Let's see what we got pluses.
- Reusable : we got a really reusable library. At the moment, she is working in the vanilla project, connecting as an assembled Webpack bundle, and angular 7 project, connecting with the typescript sources in the AppModule
- Understandable behavior : if you follow the best practices , we get components with understandable behavior that are easily integrated into existing frameworks, for example, for angular, using bananas in a box, in native applications through attributes, or working with properties that reflect attributes
- Single style : this is some repetition of the reuseism clause, but still. Now all projects use the same building blocks for constructing the UI.
- Honestly, I can't think of any more pluses : tell us how WebComponents helped you.
Next, try to describe things that I probably did not like.
- Labor costs : the cost of developing components is incomparably higher than developing under the framework.
- Naming : components are globally updated, therefore both class names and tag names have to be prefixed. Considering that we still have component libraries implemented under the frameworks, which were named as < company -component-name>, the web components had to be prefixed twice < company-wc -component-name>.
- ShadowRoot : according to the best practices, it is recommended to use shadowRoot. However, this is not very convenient, since there is no opportunity to influence the appearance of the component from the outside. And such a need is often found.
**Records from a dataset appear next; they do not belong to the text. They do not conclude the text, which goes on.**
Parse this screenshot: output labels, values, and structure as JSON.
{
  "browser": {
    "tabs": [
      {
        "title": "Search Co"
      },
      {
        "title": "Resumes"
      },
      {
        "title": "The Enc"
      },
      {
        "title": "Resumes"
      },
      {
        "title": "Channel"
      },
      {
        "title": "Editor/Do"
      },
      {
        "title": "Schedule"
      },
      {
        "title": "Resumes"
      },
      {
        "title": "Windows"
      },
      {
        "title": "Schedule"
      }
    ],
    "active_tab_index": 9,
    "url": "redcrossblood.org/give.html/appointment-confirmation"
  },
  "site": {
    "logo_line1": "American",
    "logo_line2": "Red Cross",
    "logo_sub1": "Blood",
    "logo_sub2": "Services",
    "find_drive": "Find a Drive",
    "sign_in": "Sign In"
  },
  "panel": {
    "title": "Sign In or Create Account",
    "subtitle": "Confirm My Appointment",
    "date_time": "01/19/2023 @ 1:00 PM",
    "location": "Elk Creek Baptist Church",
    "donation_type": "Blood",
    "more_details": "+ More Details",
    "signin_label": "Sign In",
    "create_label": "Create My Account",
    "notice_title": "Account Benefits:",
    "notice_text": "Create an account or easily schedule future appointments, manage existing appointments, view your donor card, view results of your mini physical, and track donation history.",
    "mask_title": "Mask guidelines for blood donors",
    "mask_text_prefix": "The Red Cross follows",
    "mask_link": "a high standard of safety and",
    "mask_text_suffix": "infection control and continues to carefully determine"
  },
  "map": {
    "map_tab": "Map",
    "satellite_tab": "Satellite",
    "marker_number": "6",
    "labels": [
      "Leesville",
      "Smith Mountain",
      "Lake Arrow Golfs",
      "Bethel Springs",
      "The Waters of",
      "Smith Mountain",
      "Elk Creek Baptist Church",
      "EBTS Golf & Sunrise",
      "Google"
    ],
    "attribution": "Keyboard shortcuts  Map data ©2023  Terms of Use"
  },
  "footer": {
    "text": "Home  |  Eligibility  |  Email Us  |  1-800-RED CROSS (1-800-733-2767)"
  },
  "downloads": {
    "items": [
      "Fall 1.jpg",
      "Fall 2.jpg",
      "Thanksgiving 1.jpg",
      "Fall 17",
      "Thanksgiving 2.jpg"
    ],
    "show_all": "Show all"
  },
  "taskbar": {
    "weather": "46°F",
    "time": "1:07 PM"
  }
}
- Render : without frameworks, you have to forget about data binding and reactivity (LitElement helps, but this is another dependency).
- The future has not come : To keep user support at the old level (we have ie11 and everything that is fresher), we have to fasten polyfiles, es5 is a target standard, which creates additional problems.
- The polyphiles themselves : To get all this stuff under IE, I had to suffer a lot and make some ugly decisions, as the webcomponent polyfiles break something inside the angular, causing an overflow of call stack. As a result, polifila had to polifill, getting extra dependencies.
I do not know what to draw from all this conclusion. If Microsoft still makes a chromium-based browser and stops supporting IE and Edge, then yes, it will be easier to breathe.
There is one strange benefit: you can give the development of pure web components to novice developers - let them look like it, writing on JS without frameworks. One colleague for a long time could not understand why the property change in the component was not reflected immediately in the DOM. Here they are - people, grown on frameworks. And I am the same.